- Education: Harvard University (B.A., 1968) Stanford University (Ph.D., 1973)
- Occupation: Computer Scientist
- Known for: Research on combinatorial algorithms, graph algorithms, and data structures
- Spouse: Patricia Anne Acquaviva ​ ​(m. 1971)​

= Harold N. Gabow =

American computer scientist

Harold N. Gabow is a computer scientist known for research on combinatorial algorithms, graph algorithms and data structures. He is a Professor Emeritus at the University of Colorado Boulder, and founding Editor-in-Chief of ACM Transactions on Algorithms.

==Education and career==
Gabow graduated from Martin Van Buren High School, where he was mentored by Ira Ewen. He graduated summa cum laude from Harvard University in 1968, with a bachelor's degree in mathematics. He completed his Ph.D. in computer science in 1973 at Stanford University; his dissertation, Implementations of algorithms for maximum matching on nonbipartite graphs, was supervised by Harold S. Stone.

After working as an instructor at the University of Pennsylvania for a year, he joined the University of Colorado Boulder faculty in 1973 as an Assistant Professor of Computer Science, becoming Associate Professor in 1979, Full Professor in 1986, Professor Emeritus in 2008.

Gabow was the founding Editor-in-Chief of ACM Transactions on Algorithms (TALG), which published its first issue in 2005, after the mass resignation of the editorial board of its predecessor, Elsevier's Journal of Algorithms.
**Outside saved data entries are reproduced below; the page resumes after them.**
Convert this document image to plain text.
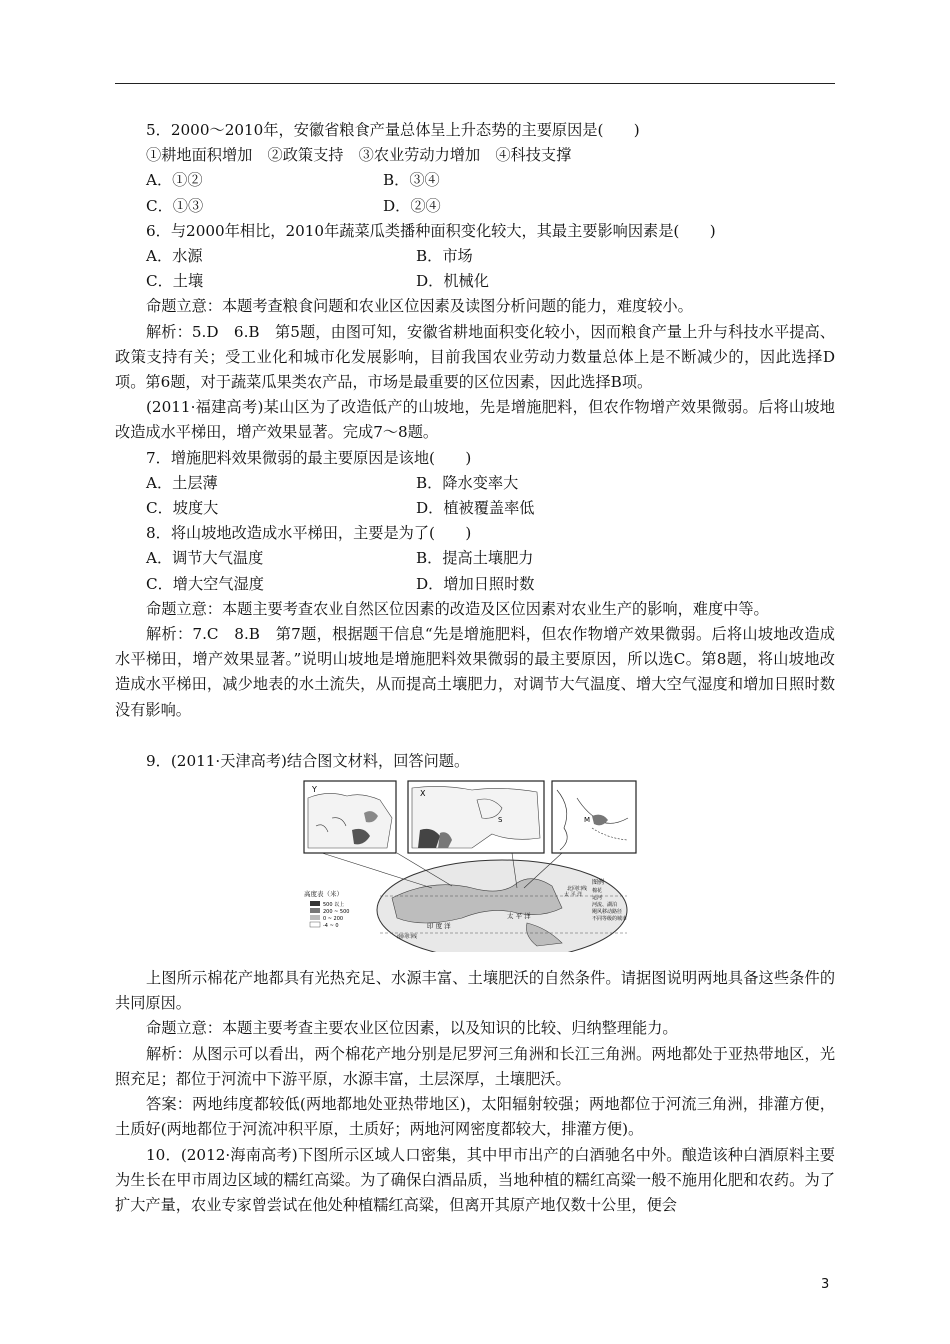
5．2000～2010年，安徽省粮食产量总体呈上升态势的主要原因是(　　)

①耕地面积增加　②政策支持　③农业劳动力增加　④科技支撑

A．①②	B．③④
C．①③	D．②④

6．与2000年相比，2010年蔬菜瓜类播种面积变化较大，其最主要影响因素是(　　)

A．水源	B．市场
C．土壤	D．机械化

命题立意：本题考查粮食问题和农业区位因素及读图分析问题的能力，难度较小。

解析：5.D　6.B　第5题，由图可知，安徽省耕地面积变化较小，因而粮食产量上升与科技水平提高、政策支持有关；受工业化和城市化发展影响，目前我国农业劳动力数量总体上是不断减少的，因此选择D项。第6题，对于蔬菜瓜果类农产品，市场是最重要的区位因素，因此选择B项。

(2011·福建高考)某山区为了改造低产的山坡地，先是增施肥料，但农作物增产效果微弱。后将山坡地改造成水平梯田，增产效果显著。完成7～8题。

7．增施肥料效果微弱的最主要原因是该地(　　)

A．土层薄	B．降水变率大
C．坡度大	D．植被覆盖率低

8．将山坡地改造成水平梯田，主要是为了(　　)

A．调节大气温度	B．提高土壤肥力
C．增大空气湿度	D．增加日照时数

命题立意：本题主要考查农业自然区位因素的改造及区位因素对农业生产的影响，难度中等。

解析：7.C　8.B　第7题，根据题干信息“先是增施肥料，但农作物增产效果微弱。后将山坡地改造成水平梯田，增产效果显著。”说明山坡地是增施肥料效果微弱的最主要原因，所以选C。第8题，将山坡地改造成水平梯田，减少地表的水土流失，从而提高土壤肥力，对调节大气温度、增大空气湿度和增加日照时数没有影响。

9．(2011·天津高考)结合图文材料，回答问题。

Y	X
S	M
印 度 洋
太 平 洋
太 平 洋
北回归线
南回归线
高度表（米）
500 以上
200 ~ 500
0 ~ 200
-4 ~ 0
图例
棉花
运河
河流、湖泊
飓风移动路径
不同等级的城市

上图所示棉花产地都具有光热充足、水源丰富、土壤肥沃的自然条件。请据图说明两地具备这些条件的共同原因。

命题立意：本题主要考查主要农业区位因素，以及知识的比较、归纳整理能力。

解析：从图示可以看出，两个棉花产地分别是尼罗河三角洲和长江三角洲。两地都处于亚热带地区，光照充足；都位于河流中下游平原，水源丰富，土层深厚，土壤肥沃。

答案：两地纬度都较低(两地都地处亚热带地区)，太阳辐射较强；两地都位于河流三角洲，排灌方便，土质好(两地都位于河流冲积平原，土质好；两地河网密度都较大，排灌方便)。

10．(2012·海南高考)下图所示区域人口密集，其中甲市出产的白酒驰名中外。酿造该种白酒原料主要为生长在甲市周边区域的糯红高粱。为了确保白酒品质，当地种植的糯红高粱一般不施用化肥和农药。为了扩大产量，农业专家曾尝试在他处种植糯红高粱，但离开其原产地仅数十公里，便会

3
He stepped down as Editor-in-Chief on his retirement in 2008.

== Selected publications ==
"A linear-time algorithm for a special case of disjoint set union," H.N. Gabow and R.E. Tarjan, Journal of Computer and System Sciences 30, 2, 1985, 209-221.

"Scaling algorithms for network problems," H.N. Gabow, Journal of Computer and System Sciences 31, 2, 1985, 148-168.

"Faster scaling algorithms for general graph matching problems," H.N. Gabow and R.E. Tarjan, Journal of the ACM 38, 4, 1991, 815-853.

"A matroid approach to finding edge connectivity and packing arborescences," H.N. Gabow, Journal of Computer and System Sciences 50, 2, 1995, 259-273.

"Path-based depth-first search for strong and biconnected components," H.N. Gabow, Information Processing Letters 74, 2000, 107-114.

"The weighted matching approach to maximum cardinality matching," H.N. Gabow, Fundamenta Informaticae (Elegant Structures in Computation:To Andrzej Ehrenfeucht on His 85th Birthday 154, 1-4, 2017, 109-130.

"Data structures for weighted matching and extensions to b-matching and f-factors," H.N. Gabow, ACM Transactions on Algorithms14, 3, 2018, Article 39, 80 pages.

"Maximum cardinality f-matching in time O(n^{2/3}m)," H.N. Gabow, ACM Transactions on Algorithms 21, 1, 2025, Article 9, 28 pages.

==Recognition==
Gabow was named as an ACM Fellow in 2002, "for contributions to efficient algorithms to flows, connectivity and matching". With co-authors M. Goemans, E. Tardos and D. Williamson he won the 2009 Glover-Klingman Prize for best paper of the year in Networks: An International Journal. He was awarded the SIGACT Distinguished Service Prize in 2010.

==Personal life==
Gabow is married to physician and healthcare executive Patricia A. Gabow.